ANAK BELAJAR DARI NILAI-NILAI YANG DILIHAT ATAU DIDENGARNYA SETIAP HARI.
Sebagai orangtua, pemahaman mengenai nilai dan moral merupakan
landasan kehidupan yang utama yang sudah semestinya diajarkan kepada
anak. Mengajarkan anak tentang moral merupakan tantangan yang berat
sebab moral bukanlah suatu hal yang dapat diperoleh dari sebuah buku.
Hanya pengalaman dan nasehat yang dapat membuat anak anda mengerti
tentang semuanya.
Nah, berikut ini ada beberapa hal yang dapat
anda ajarkan pada anak-anak agar mereka dapat menjadi pribadi yang baik
dikehidupan masa depan kelak.
1. Jangan Berbohong
Saat
ini agaknya sulit sekali menemukan seseorang yang jujur dan amanah.
Untuk itu, salah satu hal yang paling penting diajarkan kepada anak
yakni jangan berbohong. Beritahukan kepada anak bahwa kejujuran
merupakan hal yang paling penting, tak peduli seberapa kecil kebohongan,
tetaplah tidak baik dan tidak dapat ditolelir. Selain itu, ajarkan pula
pada anak bahwa kebohongan adalah hal yang begitu mudah untuk dilakukan
dan mungkin mereka merasa senang saat melakukannya, hanya saja akan ada
ganjaran atas kebohongan tersebut yang dapat merugikan diri mereka.
2. Bertanggung Jawab dan Meminta Maaf Ketika Melakukan Kesalahan
Meminta
maaf bukan saja mejadi bagian dari pendidikan moral, namun juga sebuah
awal dari pendidikan etika yang harus ditanamkan pada setiap anak.

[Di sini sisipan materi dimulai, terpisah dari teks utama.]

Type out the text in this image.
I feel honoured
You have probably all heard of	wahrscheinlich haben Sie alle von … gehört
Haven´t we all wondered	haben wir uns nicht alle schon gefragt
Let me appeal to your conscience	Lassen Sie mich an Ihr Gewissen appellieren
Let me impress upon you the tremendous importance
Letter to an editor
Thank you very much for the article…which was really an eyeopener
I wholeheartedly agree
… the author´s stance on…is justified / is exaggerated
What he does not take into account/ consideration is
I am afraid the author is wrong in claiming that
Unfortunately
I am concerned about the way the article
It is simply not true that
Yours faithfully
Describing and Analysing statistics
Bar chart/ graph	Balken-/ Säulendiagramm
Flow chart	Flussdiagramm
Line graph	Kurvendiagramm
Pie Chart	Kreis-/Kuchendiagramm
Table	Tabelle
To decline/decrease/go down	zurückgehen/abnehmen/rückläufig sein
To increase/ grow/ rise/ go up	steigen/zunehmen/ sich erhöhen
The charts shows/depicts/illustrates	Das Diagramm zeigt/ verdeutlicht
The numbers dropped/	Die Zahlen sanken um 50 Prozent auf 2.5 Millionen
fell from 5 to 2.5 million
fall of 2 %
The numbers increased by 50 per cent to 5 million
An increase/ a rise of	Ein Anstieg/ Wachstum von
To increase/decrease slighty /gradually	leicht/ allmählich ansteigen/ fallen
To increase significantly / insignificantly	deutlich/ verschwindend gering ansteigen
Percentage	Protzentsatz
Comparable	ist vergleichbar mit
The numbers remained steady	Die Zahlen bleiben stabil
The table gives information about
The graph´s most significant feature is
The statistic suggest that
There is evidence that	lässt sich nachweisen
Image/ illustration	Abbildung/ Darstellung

Penting sekali mengajarkan pada anak, bahwa kata maaf adalah kata ajaib
yang dapat membuat hidup terasa lebih berarti. Meminta maaf bukan hanya
mengakui kesalahan saat salah atau saat tidak menepati janji, namun juga
untuk menerima maaf dan membayar kesalahan mereka. Amat penting untuk
mengajarkan mereka tentang hal ini untuk membentuk pribadi anak menjadi
rendah hati.
3. Suka Menolong dan Rendah Hati
Dermawan
serta suka menolong dapat diterapkan kepada anak ketika mereka masih
kecil hingga saat mereka dewasa nanti kebiasaan dan perilaku ini bisa
terbawa hingga mereka telah memiliki penghasilan sendiri. Jika anak anda
melihat anda menolong prang lain, maka hal ini akan secara langsung
menginsiprasi anak untuk melakukan hal yang sama. Mencontohkan secara
langsung sebuah peajaran kepada anak akan lebih baik daripada anda
mendiktenya dari sebuah buku. Dengan praktek biasa sebuah pelajaran akan
mudah diterapkan, begitupun tentang pelajaran nilai moral.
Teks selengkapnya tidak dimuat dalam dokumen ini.